It depends on the working definition of kook. Arguably, this single member LLC website selling 52-card playing decks that focus on the 52 senators who chose to acquit Donald Trump of his first impeachment charges, is a bit kooky. Not Building 7 kooky, but in the same neighborhood.
According to this website, holding Ronald Reagan responsible for convincing the mullahs of Iran to hold onto our hostages until after his inauguration isn’t very kooky, because there’s proof. Still being upset at the injustice of the Supreme Court voting 5-4 to stop the vote count from continuing in Florida so as to end the drama of the 2000 election, and thereby appoint the presidency to a popular vote loser, isn’t very kooky, because that, too, had happened. So did the fact that a Diebold executive died in a plane crash while conducting landing and take-off maneuvers for certification months before the 2004 election despite being an experienced pilot. Now, whether that exec was going to blow the whistle on his company’s business practices is up for speculation as there’s no news coverage of that angle. However, research did find an article about a second Diebold whistleblower who gave all his evidence to Hustler magazine and then getting sued into submission, which, admittedly, is a bit kooky.

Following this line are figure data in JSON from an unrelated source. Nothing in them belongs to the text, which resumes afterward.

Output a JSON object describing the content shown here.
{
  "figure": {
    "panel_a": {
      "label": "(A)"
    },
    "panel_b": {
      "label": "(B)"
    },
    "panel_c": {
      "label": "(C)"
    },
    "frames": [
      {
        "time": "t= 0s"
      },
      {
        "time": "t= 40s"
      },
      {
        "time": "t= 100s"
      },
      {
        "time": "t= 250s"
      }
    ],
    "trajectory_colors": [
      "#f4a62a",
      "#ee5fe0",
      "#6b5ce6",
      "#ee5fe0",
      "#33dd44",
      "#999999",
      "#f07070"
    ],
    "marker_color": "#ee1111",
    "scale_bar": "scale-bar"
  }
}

Maybe I wouldn’t feel this way if the first election I remember wasn’t called a landslide on national TV before the polls closed on the West Coast.
For the record, and despite the lack of current coverage, there was election interference in 2016, and voting machines are easy to hack. But somehow we are all told to accept the notion that 52% of America’s white women voted for the convicted sex offender (with pals like P. Diddy and Jeffrey Epstein) over the pretty, lady prosecutor whose experience includes being a local D.A., a state A.G., and a U.S. senator and its vice president due to the rising cost of eggs? In this same vein, the notion that Latino men in Texas flipped from Biden to Trump just doesn’t cover it. They aren’t the reason Donald Trump’s has turned the federal government into a den of Gotham City villains.

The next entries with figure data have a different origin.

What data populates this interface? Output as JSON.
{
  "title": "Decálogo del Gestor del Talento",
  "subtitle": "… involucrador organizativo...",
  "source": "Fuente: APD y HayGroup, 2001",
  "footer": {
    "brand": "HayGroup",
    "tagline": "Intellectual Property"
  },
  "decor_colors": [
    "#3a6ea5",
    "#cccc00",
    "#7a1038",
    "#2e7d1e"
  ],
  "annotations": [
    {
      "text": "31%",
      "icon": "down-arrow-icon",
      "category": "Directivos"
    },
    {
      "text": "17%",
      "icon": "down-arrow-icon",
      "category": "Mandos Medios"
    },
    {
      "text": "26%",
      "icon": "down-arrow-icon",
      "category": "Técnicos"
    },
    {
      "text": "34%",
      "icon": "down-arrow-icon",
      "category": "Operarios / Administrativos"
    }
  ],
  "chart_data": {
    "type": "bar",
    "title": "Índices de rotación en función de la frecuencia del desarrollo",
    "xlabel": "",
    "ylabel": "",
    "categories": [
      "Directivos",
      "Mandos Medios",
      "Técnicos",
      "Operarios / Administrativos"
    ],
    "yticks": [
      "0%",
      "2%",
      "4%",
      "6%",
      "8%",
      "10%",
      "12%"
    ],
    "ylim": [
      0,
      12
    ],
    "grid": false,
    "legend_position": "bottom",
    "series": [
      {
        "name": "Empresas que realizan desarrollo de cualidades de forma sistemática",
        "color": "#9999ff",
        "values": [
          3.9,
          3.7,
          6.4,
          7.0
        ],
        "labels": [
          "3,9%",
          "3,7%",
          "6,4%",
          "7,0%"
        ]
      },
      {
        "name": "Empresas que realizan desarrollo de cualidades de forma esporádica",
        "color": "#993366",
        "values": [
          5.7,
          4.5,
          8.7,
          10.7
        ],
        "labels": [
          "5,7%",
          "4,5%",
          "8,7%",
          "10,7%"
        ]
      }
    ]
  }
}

It’s the billionaires. They don’t want to pay more in taxes. So they have decided that America should be an oligarchy. Which is bewildering for anybody who had ever taken an sixth grade social studies course until we realize that our country of hundreds of millions is fed 90% of its media by a total of six conglomerates. If they all decide that the rapist gets to return to office, and thereby escape justice in the most absurd of fashions, then that is the bubble in which we will suffocate. Add in how corporations are people, too, and my friends, what we have a failure to communicate. The banjo we’re dueling wants us to squeal like a pig.
And to think, 25 years ago the Republican Party lost its collective gourd trying to make a federal case out of the President receiving illicit oral sex while in the Oval Office.
We live in interesting times. Sometimes you’ve got to laugh to keep from crying. Might as well play some cards.